If we call the signifying semiotic system semiology, then semiology is only one regime of signs among others, and not the most important one. Hence the necessity of a return to pragmatics, in which language never has universality in itself, self-sufficient formalization, a general semiology, or a metalanguage. (A Thousand Plateaus, 1980, trans. B. Massumi, 1987, p. 111)

Deleuze and Guattari insisted that we should stop considering cultures and human productions as composed of signs endlessly referring to other signs (p. 112), because this presupposition only projected the formalist linguistic scheme onto culture, but also because it granted power to all those, whether priests or psychoanalysts, who claim to be able to interpret them when they only capitalize on the unremitting signifying action of language.

The interpretive priest, the seer, is one of the despot-god’s bureaucrats. A new aspect of deception arises, the deception of the priest: interpretation is carried to infinity and never encounters anything to interpret that is not already itself an interpretation. The signified constantly reimparts signifier, recharges it or produces more of it.

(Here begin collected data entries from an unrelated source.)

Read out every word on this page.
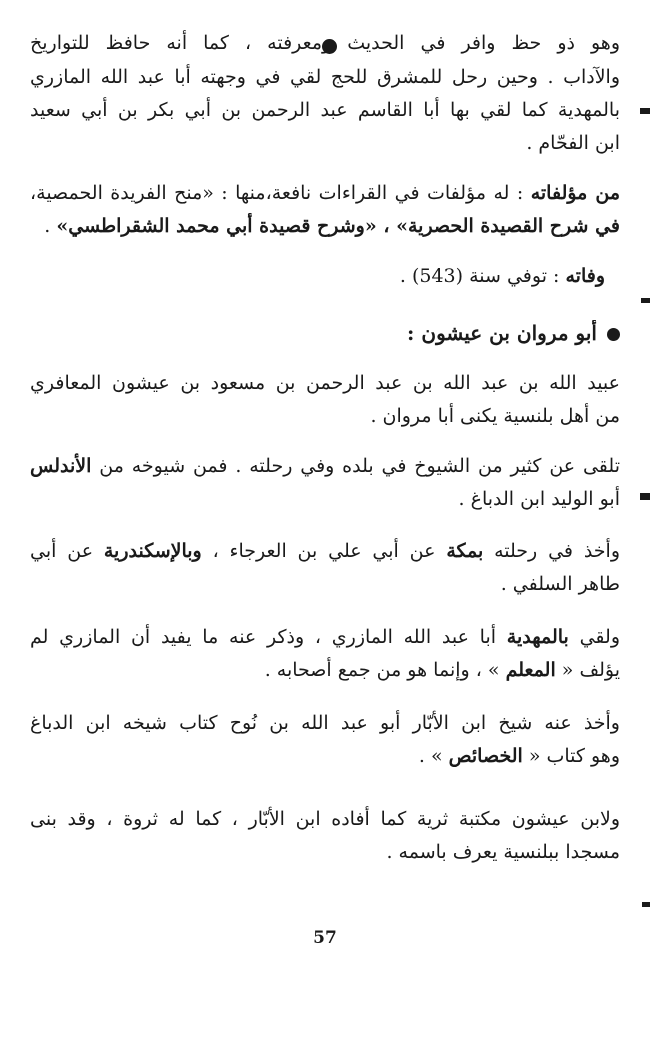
وهو ذو حظ وافر في الحديث ومعرفته ، كما أنه حافظ للتواريخ
والآداب . وحين رحل للمشرق للحج لقي في وجهته أبا عبد الله المازري
بالمهدية كما لقي بها أبا القاسم عبد الرحمن بن أبي بكر بن أبي سعيد
ابن الفحّام .
من مؤلفاته : له مؤلفات في القراءات نافعة،منها : «منح الفريدة الحمصية،
في شرح القصيدة الحصرية» ، «وشرح قصيدة أبي محمد الشقراطسي» .
وفاته : توفي سنة (543) .
أبو مروان بن عيشون :
عبيد الله بن عبد الله بن عبد الرحمن بن مسعود بن عيشون المعافري
من أهل بلنسية يكنى أبا مروان .
تلقى عن كثير من الشيوخ في بلده وفي رحلته . فمن شيوخه من الأندلس
أبو الوليد ابن الدباغ .
وأخذ في رحلته بمكة عن أبي علي بن العرجاء ، وبالإسكندرية عن أبي
طاهر السلفي .
ولقي بالمهدية أبا عبد الله المازري ، وذكر عنه ما يفيد أن المازري لم
يؤلف « المعلم » ، وإنما هو من جمع أصحابه .
وأخذ عنه شيخ ابن الأبّار أبو عبد الله بن نُوح كتاب شيخه ابن الدباغ
وهو كتاب « الخصائص » .
ولابن عيشون مكتبة ثرية كما أفاده ابن الأبّار ، كما له ثروة ، وقد بنى
مسجدا ببلنسية يعرف باسمه .
57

The form always comes from the signifier. The ultimate signified is therefore the signifier itself, in its redundancy or “excess.” [...] The discovery of the psychoanalyst-priests (a discovery every kind of priest or seer made in their time) was that interpretation had to be subordinated to signifiance, to the point that the signifier would impart no signified without the signified reimparting signifier in its turn. (A Thousand Plateaus, 1980, trans. B. Massumi, 1987, p. 114)

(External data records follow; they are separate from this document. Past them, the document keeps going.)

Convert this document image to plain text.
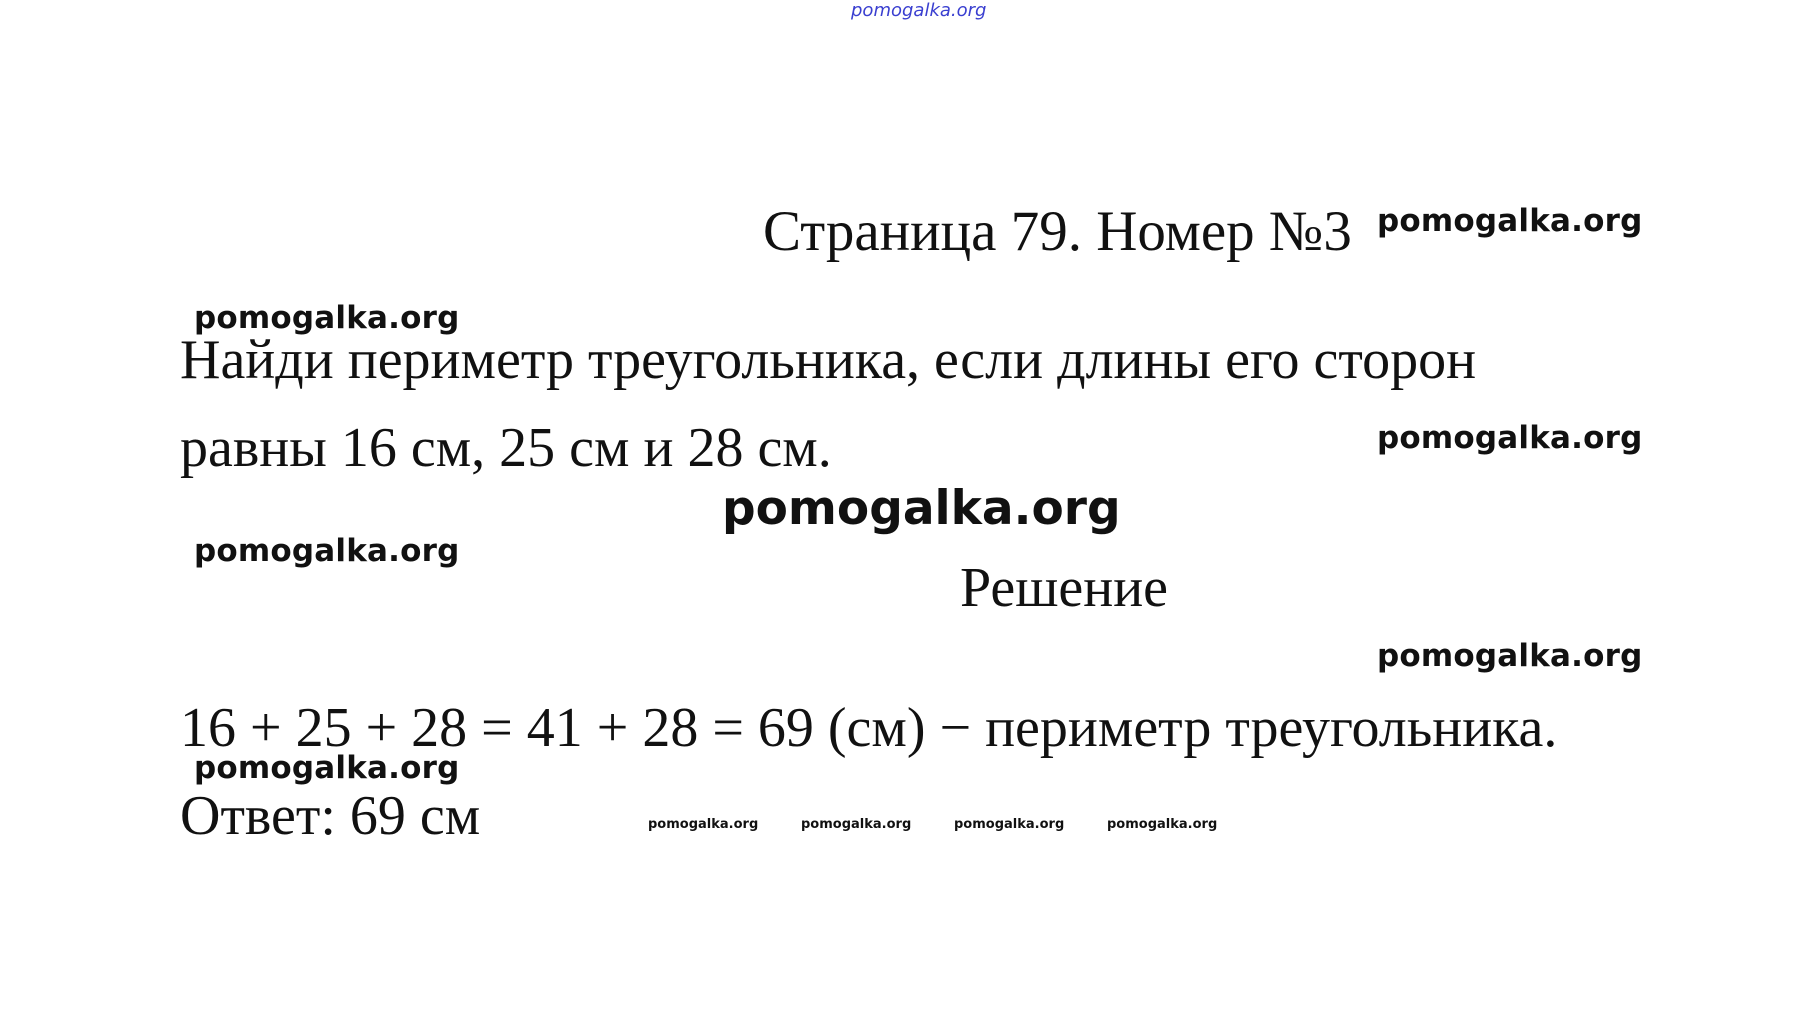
pomogalka.org
Страница 79. Номер №3 pomogalka.org
pomogalka.org
Найди периметр треугольника, если длины его сторон
равны 16 см, 25 см и 28 см.	pomogalka.org
pomogalka.org
pomogalka.org
Решение
pomogalka.org
16 + 25 + 28 = 41 + 28 = 69 (см) − периметр треугольника.
pomogalka.org
Ответ: 69 см	pomogalka.org	pomogalka.org	pomogalka.org	pomogalka.org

As a matter of fact, although it mentioned the eternal “priest,” this critique was principally aimed at Guattari’s own master: Jacques Lacan (1901-1981) who had generalized in psychoanalysis a kind of endless interpretative quest by the patient him- or herself, while the psychoanalyst remained silent.

Actually, there is no longer even any need to interpret, but that is because the best interpretation, the weightiest and most radical one, is an eminently significant silence. It is well known that although psychoanalysts have ceased to speak, they interpret even more, or better yet, fuel interpretation on the part of the subject, who jumps from one circle of hell to the next. (A Thousand Plateaus, 1980, trans. B. Massumi, 1987, p. 114)

This critique of Lacan’s conception of signifiance, as endless semiotic quest, explained Deleuze and Guattari’s peculiar use of the term “signifier” which they often capitalized as “the Signifier.” It was not as Saussure had suggested, or as in Benveniste’s or Meschonnic’s usage, the “acoustic image” combining with the “concept” into a sign, but actually the sign itself observed in its pragmatic function of signifying or “signifiance.” This should be noted because it allowed a powerful critique of a certain kind of psychoanalysis, based on a structuralist conception of language, but, at the same time, entailed a damaging ignorance of the linguistic and especially poetic reflection on the role of sound in language.

There is not much to say about the center of signifiance, or the Signifier in person, because it is a pure abstraction no less than a pure principle; in other words, it is nothing. Lack or excess, it hardly matters. It comes to the same thing to say that the sign refers to other signs ad infinitum and that the infinite set of all signs refers to a supreme signifier. (A Thousand Plateaus, 1980, trans. B. Massumi, 1987, p. 114-115)

This particular association of neurosis, endless signifiance, infinite interpretation, power and economic relations, determined what they called the “signifying regime of the sign [le régime signifiant du signe].” This regime was, so to speak, represented by “a supreme signifier presenting itself as both lack and excess (the despotic signifier, the limit of the system’s deterritorialization),” whether God, like in the Tradition, or the Sign System itself, like in Modernity. It blocked any “line of flight” and implemented in the end “universal deception” (p. 117).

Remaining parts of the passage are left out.